I often have more than one program running though. It is easier to keep any I'm not currently using minimized but easily accessed than having them all open on the screen at the same time. As I said before, I don't multitask. I will let the PC do that whenever it doesn't need my attention for more than one task. 

4D


----------



## BalloonEngineer (Mar 27, 2009)

I will often mirror my CNC control control computer display to the shop TV to make it easier to see from the CNC.

https://www.routerforums.com/attachment.php?attachmentid=358001&thumb=1


----------



## MEBCWD (Jan 14, 2012)

BalloonEngineer said:


> I will often mirror my CNC control control computer display to the shop TV to make it easier to see from the CNC.
> 
> https://www.routerforums.com/attachment.php?attachmentid=358001&thumb=1


I have a mirrored monitor in the shop above my CNC because the laptop is in a cabinet on another wall and usually can't see the laptop.


----------



## MEBCWD (Jan 14, 2012)

4D I thought you would be a 4 monitor man.

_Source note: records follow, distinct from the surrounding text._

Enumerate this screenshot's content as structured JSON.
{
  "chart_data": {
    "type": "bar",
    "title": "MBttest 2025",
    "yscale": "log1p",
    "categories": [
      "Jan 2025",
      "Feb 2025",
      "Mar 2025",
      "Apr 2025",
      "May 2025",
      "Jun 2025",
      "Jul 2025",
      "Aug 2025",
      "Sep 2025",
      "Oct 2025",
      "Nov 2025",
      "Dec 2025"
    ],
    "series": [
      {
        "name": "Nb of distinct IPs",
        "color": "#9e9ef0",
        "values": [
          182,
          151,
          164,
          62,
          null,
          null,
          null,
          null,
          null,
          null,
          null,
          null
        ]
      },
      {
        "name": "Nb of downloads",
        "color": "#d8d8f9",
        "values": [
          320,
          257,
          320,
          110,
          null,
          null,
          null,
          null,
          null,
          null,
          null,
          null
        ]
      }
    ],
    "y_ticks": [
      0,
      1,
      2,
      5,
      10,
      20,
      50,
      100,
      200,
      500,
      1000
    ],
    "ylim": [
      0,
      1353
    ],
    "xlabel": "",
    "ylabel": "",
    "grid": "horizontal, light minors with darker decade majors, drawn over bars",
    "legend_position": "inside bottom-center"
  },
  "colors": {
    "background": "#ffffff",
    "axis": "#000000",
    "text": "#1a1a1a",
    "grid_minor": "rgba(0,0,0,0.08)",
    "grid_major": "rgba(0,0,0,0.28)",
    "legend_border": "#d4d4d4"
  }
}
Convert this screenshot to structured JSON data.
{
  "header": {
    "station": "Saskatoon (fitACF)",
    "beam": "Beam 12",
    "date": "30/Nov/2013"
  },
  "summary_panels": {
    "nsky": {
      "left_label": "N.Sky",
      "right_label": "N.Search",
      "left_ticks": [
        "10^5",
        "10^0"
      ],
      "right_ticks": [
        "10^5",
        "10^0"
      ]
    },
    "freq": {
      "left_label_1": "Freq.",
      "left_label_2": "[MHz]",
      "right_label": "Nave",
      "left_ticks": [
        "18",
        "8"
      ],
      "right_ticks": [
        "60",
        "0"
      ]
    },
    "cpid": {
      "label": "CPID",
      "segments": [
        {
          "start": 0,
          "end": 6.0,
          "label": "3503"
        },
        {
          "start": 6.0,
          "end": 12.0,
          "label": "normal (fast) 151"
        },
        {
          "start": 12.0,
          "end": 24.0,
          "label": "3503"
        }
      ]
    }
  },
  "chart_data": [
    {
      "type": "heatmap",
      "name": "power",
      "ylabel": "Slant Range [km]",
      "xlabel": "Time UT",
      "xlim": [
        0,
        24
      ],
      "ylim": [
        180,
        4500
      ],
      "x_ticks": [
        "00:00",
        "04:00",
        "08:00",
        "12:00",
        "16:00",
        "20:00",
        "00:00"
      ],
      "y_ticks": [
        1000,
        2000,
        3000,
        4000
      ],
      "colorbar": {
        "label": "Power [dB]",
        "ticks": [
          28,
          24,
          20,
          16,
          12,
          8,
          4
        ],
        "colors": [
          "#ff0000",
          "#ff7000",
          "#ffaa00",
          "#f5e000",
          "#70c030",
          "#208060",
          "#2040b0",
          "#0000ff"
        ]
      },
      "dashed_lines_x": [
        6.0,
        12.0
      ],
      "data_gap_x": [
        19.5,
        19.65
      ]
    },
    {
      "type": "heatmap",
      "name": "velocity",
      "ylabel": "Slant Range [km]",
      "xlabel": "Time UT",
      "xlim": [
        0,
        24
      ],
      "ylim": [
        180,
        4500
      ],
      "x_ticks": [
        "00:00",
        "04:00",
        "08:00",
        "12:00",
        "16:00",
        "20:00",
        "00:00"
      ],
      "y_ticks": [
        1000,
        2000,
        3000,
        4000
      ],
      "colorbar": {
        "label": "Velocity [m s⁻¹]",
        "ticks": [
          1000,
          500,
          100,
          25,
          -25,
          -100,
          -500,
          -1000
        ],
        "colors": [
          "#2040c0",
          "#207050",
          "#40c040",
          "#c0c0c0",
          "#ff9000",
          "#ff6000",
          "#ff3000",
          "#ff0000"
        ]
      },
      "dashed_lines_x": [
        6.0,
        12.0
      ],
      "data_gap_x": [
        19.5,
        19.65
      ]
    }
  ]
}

A lot of people will use 2 monitors with a tutorial running on one and actual hands-on learning on the other.


----------



## honesttjohn (Feb 17, 2015)

I have 3 monitors on my desk in the office plus the dedicated one on the CNC. This way I have stock quotes, a chat room, and one to work on. I got the plug for a 4th, but no room........ yet.


----------



## 4DThinker (Feb 16, 2014)

I do have 4 monitors. One in front of me as I work in my bedroom office. One out in the garage next to my CNC Shark, Two in the basement with one running the Meteor, and another in the closet of that room that runs Aspire so I can change the g-code quickly if I need to. 

My college students often are using 2 monitors at the same time though. One to run a video so they can catch up with their favorite netflix/hula/amazon prime/whatever shows and the other with their school work on it. 

4D


----------



## MikeMa (Jul 27, 2006)

I have been using 2 monitors at work for nearly 10 years now, and it drives me nuts to work with only one screen now. This is especially true when I am working in window, but have another window where I am referencing something that is related to what I am working. I rarely use them for two separate tasks.


----------